Show HN: I built a LLM human rights evaluator for HN (content vs. site behavior)(observatory.unratified.org)

3 pointsby 9wzYQbTYsAIc3 hours ago2 comments

9wzYQbTYsAIc3 hours ago
A few things I'd flag upfront before anyone digs in:
The corpus is HN front-page stories only — self-selected, tech-heavy, English-language. The aggregate patterns (authorship rates, expert-knowledge assumptions, retrospective framing) describe this specific feed, not journalism or the web broadly. HN skews in ways that make some results unsurprising (high jargon density) and others more interesting (still only 18% conflict-of-interest disclosure in a technically sophisticated audience).
The structural channel for the free Llama models (Llama 4 Scout, Llama 3.3 70B on Workers AI) is genuinely noisy — 86% of their structural scores land on two integers. I say so in the post, but it's worth repeating: those model scores should be weighted accordingly. Claude Haiku 4.5 full evaluations are more reliable; the calibration set and baselines are on the About page.

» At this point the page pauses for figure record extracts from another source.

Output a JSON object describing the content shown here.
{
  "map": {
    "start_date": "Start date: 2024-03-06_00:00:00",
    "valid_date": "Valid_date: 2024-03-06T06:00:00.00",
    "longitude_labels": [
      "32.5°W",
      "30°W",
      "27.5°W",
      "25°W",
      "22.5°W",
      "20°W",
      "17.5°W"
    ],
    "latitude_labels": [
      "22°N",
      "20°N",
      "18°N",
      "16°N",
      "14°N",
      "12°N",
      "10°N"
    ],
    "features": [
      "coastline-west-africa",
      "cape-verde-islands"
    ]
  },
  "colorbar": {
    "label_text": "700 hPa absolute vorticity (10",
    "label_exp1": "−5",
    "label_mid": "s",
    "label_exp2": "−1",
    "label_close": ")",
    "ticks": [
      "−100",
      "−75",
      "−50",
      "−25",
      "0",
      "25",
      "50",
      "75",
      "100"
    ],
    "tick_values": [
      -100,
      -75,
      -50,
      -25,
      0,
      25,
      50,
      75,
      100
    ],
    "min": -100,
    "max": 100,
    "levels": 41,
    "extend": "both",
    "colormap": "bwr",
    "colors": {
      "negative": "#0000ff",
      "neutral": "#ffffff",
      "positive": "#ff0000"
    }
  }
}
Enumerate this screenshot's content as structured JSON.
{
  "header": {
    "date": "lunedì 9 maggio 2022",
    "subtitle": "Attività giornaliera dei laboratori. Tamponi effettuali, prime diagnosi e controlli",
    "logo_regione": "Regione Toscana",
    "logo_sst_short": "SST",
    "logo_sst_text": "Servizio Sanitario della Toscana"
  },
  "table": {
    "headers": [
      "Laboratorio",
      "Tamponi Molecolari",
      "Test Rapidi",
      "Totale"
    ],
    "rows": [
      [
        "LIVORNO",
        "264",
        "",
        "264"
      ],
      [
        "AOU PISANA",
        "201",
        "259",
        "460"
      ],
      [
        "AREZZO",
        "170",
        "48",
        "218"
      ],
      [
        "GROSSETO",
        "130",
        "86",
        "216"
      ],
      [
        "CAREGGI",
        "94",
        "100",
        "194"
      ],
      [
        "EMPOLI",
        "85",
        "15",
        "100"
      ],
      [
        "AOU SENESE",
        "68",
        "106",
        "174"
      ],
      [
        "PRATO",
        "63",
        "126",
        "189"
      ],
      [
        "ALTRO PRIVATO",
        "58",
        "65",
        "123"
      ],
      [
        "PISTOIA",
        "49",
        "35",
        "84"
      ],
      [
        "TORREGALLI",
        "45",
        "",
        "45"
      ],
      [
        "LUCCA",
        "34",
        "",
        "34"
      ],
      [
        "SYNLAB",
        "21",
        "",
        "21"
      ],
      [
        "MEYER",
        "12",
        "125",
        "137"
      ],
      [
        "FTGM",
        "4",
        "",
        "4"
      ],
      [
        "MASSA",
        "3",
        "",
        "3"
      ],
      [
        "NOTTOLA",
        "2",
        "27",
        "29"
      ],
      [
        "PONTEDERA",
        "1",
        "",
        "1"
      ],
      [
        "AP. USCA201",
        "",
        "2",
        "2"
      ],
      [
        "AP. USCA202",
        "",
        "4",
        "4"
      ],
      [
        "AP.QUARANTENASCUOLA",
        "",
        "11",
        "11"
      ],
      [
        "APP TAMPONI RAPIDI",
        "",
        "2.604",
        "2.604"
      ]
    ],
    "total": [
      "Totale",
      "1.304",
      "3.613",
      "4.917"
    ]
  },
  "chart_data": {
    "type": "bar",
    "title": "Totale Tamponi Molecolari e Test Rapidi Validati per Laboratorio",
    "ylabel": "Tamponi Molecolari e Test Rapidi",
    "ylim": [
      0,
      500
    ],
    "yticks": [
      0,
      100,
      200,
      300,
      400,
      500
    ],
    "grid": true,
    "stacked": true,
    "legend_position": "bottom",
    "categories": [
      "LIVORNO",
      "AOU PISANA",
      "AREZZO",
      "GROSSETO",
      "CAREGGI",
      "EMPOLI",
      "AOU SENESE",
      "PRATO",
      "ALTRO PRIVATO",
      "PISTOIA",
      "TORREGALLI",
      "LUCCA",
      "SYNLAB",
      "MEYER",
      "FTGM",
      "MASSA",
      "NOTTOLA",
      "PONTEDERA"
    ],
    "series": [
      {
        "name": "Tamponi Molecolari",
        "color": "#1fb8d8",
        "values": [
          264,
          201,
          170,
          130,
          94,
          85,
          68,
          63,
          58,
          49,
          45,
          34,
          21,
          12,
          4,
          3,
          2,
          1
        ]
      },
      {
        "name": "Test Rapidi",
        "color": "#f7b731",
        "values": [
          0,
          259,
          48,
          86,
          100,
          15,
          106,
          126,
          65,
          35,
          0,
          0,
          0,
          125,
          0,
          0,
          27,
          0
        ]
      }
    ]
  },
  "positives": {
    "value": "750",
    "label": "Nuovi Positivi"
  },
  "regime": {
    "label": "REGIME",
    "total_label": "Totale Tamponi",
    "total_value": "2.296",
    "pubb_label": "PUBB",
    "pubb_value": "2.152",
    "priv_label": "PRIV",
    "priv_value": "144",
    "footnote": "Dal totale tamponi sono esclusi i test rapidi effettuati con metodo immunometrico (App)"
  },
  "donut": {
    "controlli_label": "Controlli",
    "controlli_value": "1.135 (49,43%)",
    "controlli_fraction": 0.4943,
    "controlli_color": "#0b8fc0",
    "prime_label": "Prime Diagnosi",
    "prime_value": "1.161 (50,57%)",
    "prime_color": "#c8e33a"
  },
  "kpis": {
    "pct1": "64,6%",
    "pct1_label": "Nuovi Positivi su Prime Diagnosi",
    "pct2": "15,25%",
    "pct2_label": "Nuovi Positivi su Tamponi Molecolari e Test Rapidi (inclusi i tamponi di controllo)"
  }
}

The methodology itself is preliminary. I haven't done external validation — no convergent validity test against an independent rights-focused coding scheme, no discriminant validity test against plain sentiment. Phase 0 of the roadmap is construct validity work. If anyone has experience in psychometrics or NLP evaluation and wants to poke at this, I'd genuinely welcome it.
9wzYQbTYsAIc3 hours ago
The most useful entry point is probably the detail page for a specific story you already have an opinion on. The homepage shows aggregate patterns (rights heatmap, transparency rates, SETL tension by provision), but the detail page is where you can actually audit the reasoning.
On a detail page: the per-provision table shows which of the 31 UDHR provisions the model touched, with direction and evidence strength. Expand any provision row and you get the Fair Witness breakdown — observable facts the model cited (e.g., "article has no byline, no author bio link, no Twitter attribution") vs. the inference drawn (e.g., "assessed as reducing authorship transparency, negative on Article 19"). The FW Ratio column at the bottom shows the fact-to-inference ratio for the whole evaluation.
The most useful thing you can do: find a provision where the inference doesn't follow from the facts. That's the exact failure mode I'm trying to surface. "Defensible evidence, defensible chain, wrong normative call" is what I can't catch from inside the system.